The painting’s title A Trois centimètres de la Terre seems to describe a « levitational » position just above the ground. It could then refer to the myth surrounding Oshoumaré, the oricha originally from the old kingdom of Dahomey. Welcomed in the sky by the supreme God for having cured his blindness, Oshoumaré was forbidden to place his feet on the earth again, or only on rare occasions (See Pierre Fatumbi Verger, Orishas, Les dieux yorouba en Afrique et au nouveau monde, Paris A.-M. Métailié, 1982 p.205).
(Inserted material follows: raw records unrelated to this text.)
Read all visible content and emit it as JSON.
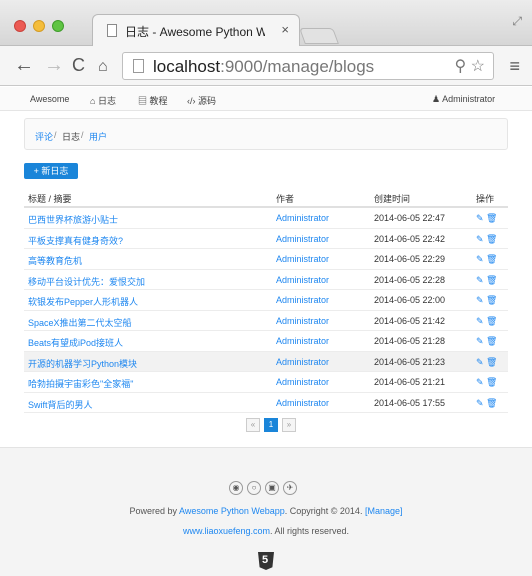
{
  "browser": {
    "tab_title": "日志 - Awesome Python W",
    "tab_close": "×",
    "url_host": "localhost",
    "url_path": ":9000/manage/blogs",
    "icons": [
      "back-icon",
      "forward-icon",
      "reload-icon",
      "home-icon",
      "search-icon",
      "star-icon",
      "menu-icon"
    ]
  },
  "navbar": {
    "brand": "Awesome",
    "items": [
      {
        "icon": "home-icon",
        "label": "日志"
      },
      {
        "icon": "book-icon",
        "label": "教程"
      },
      {
        "icon": "code-icon",
        "label": "源码"
      }
    ],
    "user": "Administrator"
  },
  "breadcrumb": {
    "items": [
      "评论",
      "日志",
      "用户"
    ],
    "separator": "/"
  },
  "new_button": "+ 新日志",
  "table": {
    "headers": [
      "标题 / 摘要",
      "作者",
      "创建时间",
      "操作"
    ],
    "rows": [
      {
        "title": "巴西世界杯旅游小贴士",
        "author": "Administrator",
        "created": "2014-06-05 22:47"
      },
      {
        "title": "平板支撑真有健身奇效?",
        "author": "Administrator",
        "created": "2014-06-05 22:42"
      },
      {
        "title": "高等教育危机",
        "author": "Administrator",
        "created": "2014-06-05 22:29"
      },
      {
        "title": "移动平台设计优先：爱恨交加",
        "author": "Administrator",
        "created": "2014-06-05 22:28"
      },
      {
        "title": "软银发布Pepper人形机器人",
        "author": "Administrator",
        "created": "2014-06-05 22:00"
      },
      {
        "title": "SpaceX推出第二代太空船",
        "author": "Administrator",
        "created": "2014-06-05 21:42"
      },
      {
        "title": "Beats有望成iPod接班人",
        "author": "Administrator",
        "created": "2014-06-05 21:28"
      },
      {
        "title": "开源的机器学习Python模块",
        "author": "Administrator",
        "created": "2014-06-05 21:23"
      },
      {
        "title": "哈勃拍摄宇宙彩色\"全家福\"",
        "author": "Administrator",
        "created": "2014-06-05 21:21"
      },
      {
        "title": "Swift背后的男人",
        "author": "Administrator",
        "created": "2014-06-05 17:55"
      }
    ],
    "highlighted_row": 7
  },
  "pagination": {
    "prev": "«",
    "current": "1",
    "next": "»"
  },
  "footer": {
    "social_icons": [
      "weibo-icon",
      "github-icon",
      "linkedin-icon",
      "twitter-icon"
    ],
    "powered_prefix": "Powered by ",
    "powered_link": "Awesome Python Webapp",
    "copyright": ". Copyright © 2014. ",
    "manage_link": "[Manage]",
    "site_link": "www.liaoxuefeng.com",
    "rights": ". All rights reserved.",
    "badge": "5"
  },
  "colors": {
    "accent": "#1a85d9",
    "link": "#1e87f0"
  }
}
Thus, in their dances, the followers point either to the sky or the earth. The large horizontal arrow could symbolize this intermediary state between up and down, between the world of man and that of the gods.
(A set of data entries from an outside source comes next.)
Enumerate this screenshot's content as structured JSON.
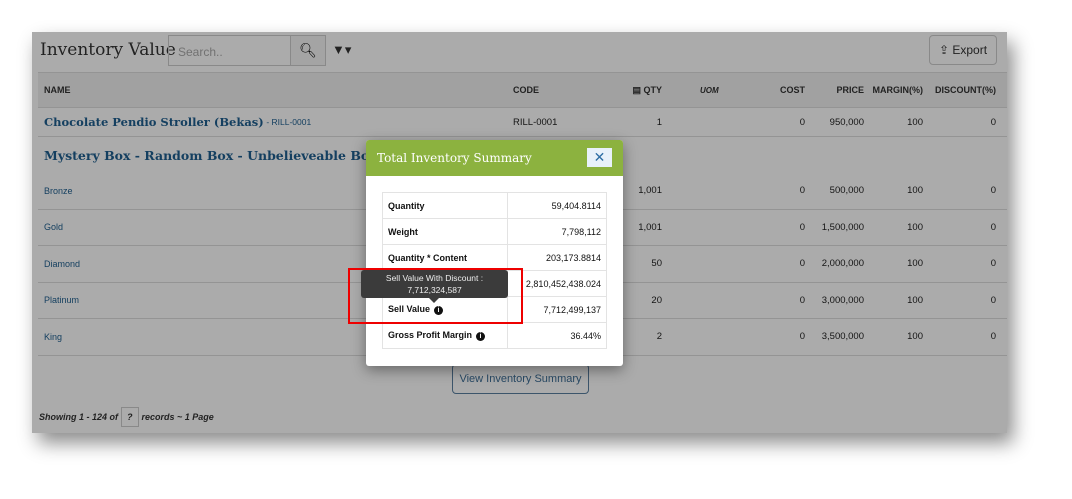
{
  "header": {
    "title": "Inventory Value",
    "search_placeholder": "Search..",
    "export_label": "Export"
  },
  "columns": {
    "name": "NAME",
    "code": "CODE",
    "qty": "QTY",
    "uom": "UOM",
    "cost": "COST",
    "price": "PRICE",
    "margin": "MARGIN(%)",
    "discount": "DISCOUNT(%)"
  },
  "rows": [
    {
      "name": "Chocolate Pendio Stroller (Bekas)",
      "sku": "- RILL-0001",
      "code": "RILL-0001",
      "qty": "1",
      "cost": "0",
      "price": "950,000",
      "margin": "100",
      "discount": "0"
    }
  ],
  "group": {
    "name": "Mystery Box - Random Box - Unbelieveable Box - M",
    "variants": [
      {
        "name": "Bronze",
        "qty": "1,001",
        "cost": "0",
        "price": "500,000",
        "margin": "100",
        "discount": "0"
      },
      {
        "name": "Gold",
        "qty": "1,001",
        "cost": "0",
        "price": "1,500,000",
        "margin": "100",
        "discount": "0"
      },
      {
        "name": "Diamond",
        "qty": "50",
        "cost": "0",
        "price": "2,000,000",
        "margin": "100",
        "discount": "0"
      },
      {
        "name": "Platinum",
        "qty": "20",
        "cost": "0",
        "price": "3,000,000",
        "margin": "100",
        "discount": "0"
      },
      {
        "name": "King",
        "qty": "2",
        "cost": "0",
        "price": "3,500,000",
        "margin": "100",
        "discount": "0"
      }
    ]
  },
  "footer": {
    "prefix": "Showing 1 - 124 of",
    "count": "?",
    "suffix": "records ~ 1 Page"
  },
  "view_summary_label": "View Inventory Summary",
  "modal": {
    "title": "Total Inventory Summary",
    "close": "✕",
    "rows": [
      {
        "label": "Quantity",
        "value": "59,404.8114"
      },
      {
        "label": "Weight",
        "value": "7,798,112"
      },
      {
        "label": "Quantity * Content",
        "value": "203,173.8814"
      },
      {
        "label": "",
        "value": "2,810,452,438.024"
      },
      {
        "label": "Sell Value",
        "value": "7,712,499,137"
      },
      {
        "label": "Gross Profit Margin",
        "value": "36.44%"
      }
    ]
  },
  "tooltip": {
    "label": "Sell Value With Discount :",
    "value": "7,712,324,587"
  }
}
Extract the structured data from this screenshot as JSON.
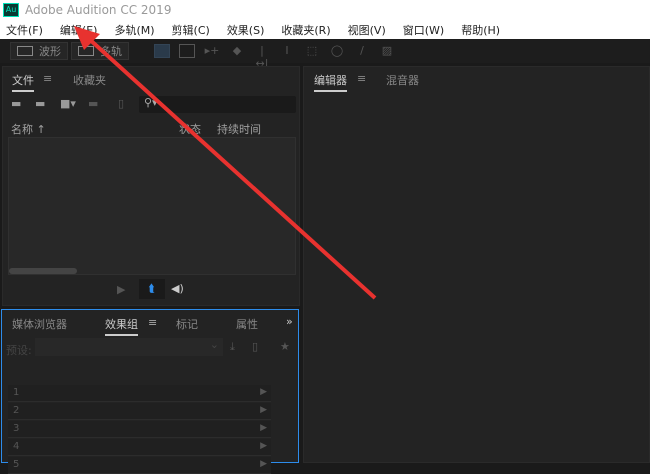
{
  "app": {
    "logo": "Au",
    "title": "Adobe Audition CC 2019"
  },
  "menu": [
    "文件(F)",
    "编辑(E)",
    "多轨(M)",
    "剪辑(C)",
    "效果(S)",
    "收藏夹(R)",
    "视图(V)",
    "窗口(W)",
    "帮助(H)"
  ],
  "toolbar": {
    "waveform": "波形",
    "multitrack": "多轨"
  },
  "files_panel": {
    "tabs": [
      "文件",
      "收藏夹"
    ],
    "columns": {
      "name": "名称 ↑",
      "status": "状态",
      "duration": "持续时间"
    }
  },
  "editor_panel": {
    "tabs": [
      "编辑器",
      "混音器"
    ]
  },
  "effects_panel": {
    "tabs": [
      "媒体浏览器",
      "效果组",
      "标记",
      "属性"
    ],
    "preset_label": "预设:",
    "rows": [
      "1",
      "2",
      "3",
      "4",
      "5"
    ]
  },
  "colors": {
    "accent": "#2d8ceb",
    "annotation": "#e8322f"
  }
}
This tension between two polarities often marks the composition of Lam’s paintings. Thus, in this painting, the angular forms of the bodies and the sharp profile of the faces constitute a horizon emphasized by the arrow, whilst the suspended knife threatens the dancers like the sword of Damocles. However Lam’s paintings are never the simple illustration of Afro-Cuban beliefs. His paintings are above all an artistic composition and do not document any particular ritual. Lam draws from the images and themes of this African poetry exiled to the Caribbean, which so often sung the evocative power of revolt. His images taken from voodoo or Santeria iconography are assembled like a collage primarily in view of the coherence of the painting’s composition.

Lam met Breton and his friends from the Surrealist group in 1940. He became familiar with the poetics of collage which he practiced with the other exiled artists from the group, in particular Max Ernst who, like him, , was waiting in Marseille in 1941to leave occupied France. It was here that he produced the drawings that illustrate Breton’s poem Fata Morgana.

A man fed by several cultures – Chinese, African, Cuban and European – a traveler marked by the feeling of never being at his true place, Wilfredo Lam never hides the impact of the world’s aggression on him , revealing it always in its clarity. A Trois centimètres de la Terre (1962) illustrates both his revolt against evil and the hope that one day desirable peace will reign on earth.